А бабушка Егора тоже знала немножко женщину Зиду. Точнее, Зиду знала старшая сестра бабушки, которая сейчас живет в другом городе, не в нашем крохотулечном городке, а в большом городе у своих детей. А раньше жила тут и работала в этой самой поликлинике, где мы сейчас сидим. То есть тогда здание было другое, старое, но при этом поликлиника была та же самая. И сестра бабушки Егора была здесь медицинской сестрой и делала всем прививки. И еще в поликлинике работала женщина, которую звали Зинаида Васильевна. Она тоже когда-то давно была медсестрой, потом поучилась в институте и стала врачом, хирургом, а потом сделалась постепенно главным врачом. И эта сестра бабушки Егора постоянно на нее жаловалась, потому что была эта Зинаида Васильевна женщиной с очень нехорошим характером и постоянно норовила что-то там сотрудникам не выплатить, я так и не понял, как это вообще можно, но ей удавалось. И любила поорать, и брала какие-то там взятки, и сама всегда знала, кому можно заплатить, чтобы получить то, что она хочет.

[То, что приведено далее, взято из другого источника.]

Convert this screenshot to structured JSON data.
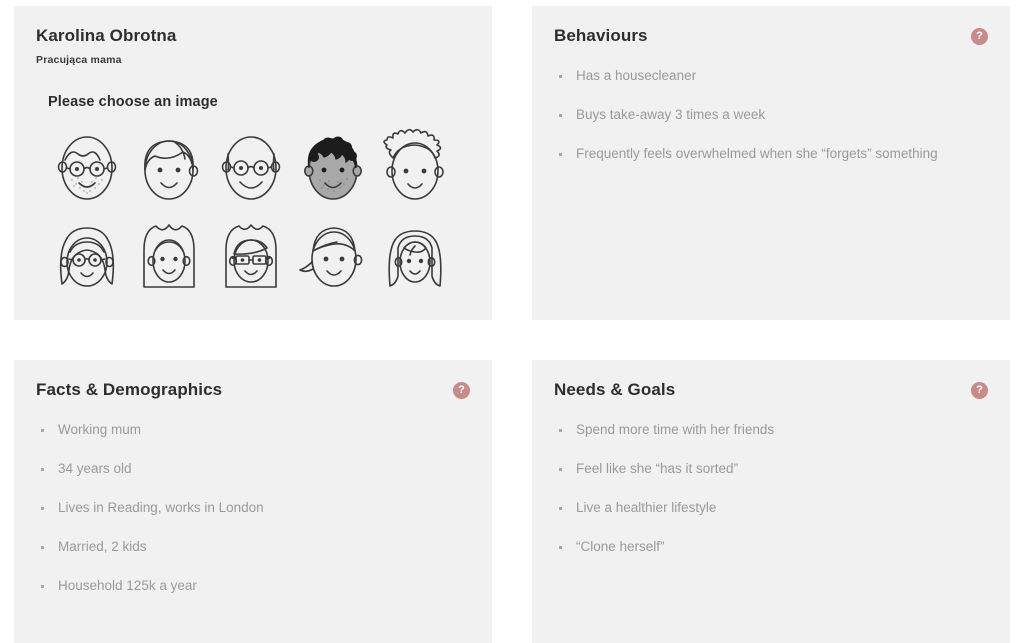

И все за глаза ее называли не Зинаидой Васильевной, а Зидой. У нее с детства что-то было такое с носовой перегородкой, и она жутко гнусавила. Это вообще-то исправляется, делают специальную операцию. Но операцию было делать почему-то нельзя, я так и не понял, что-то у нее не то, кажется, было с кровью, не свертывалась, что ли. Вот так много знала сестра бабушки Егора о своей начальнице. Наверное, потому, что они очень много лет работали в одном месте.
В общем, эта Зинаида Васильевна очень сильно гнусавила. И свое имя произносила как «Зидаида». И когда она была еще молодой медсестрой, над ней из-за этого смеялись. А когда стала главным врачом, то смеяться в лицо, конечно, уже боялись, но за спиной звали Зидой. И еще Зидой-гнидой, потому что ее никто не любил, такая она была злобная.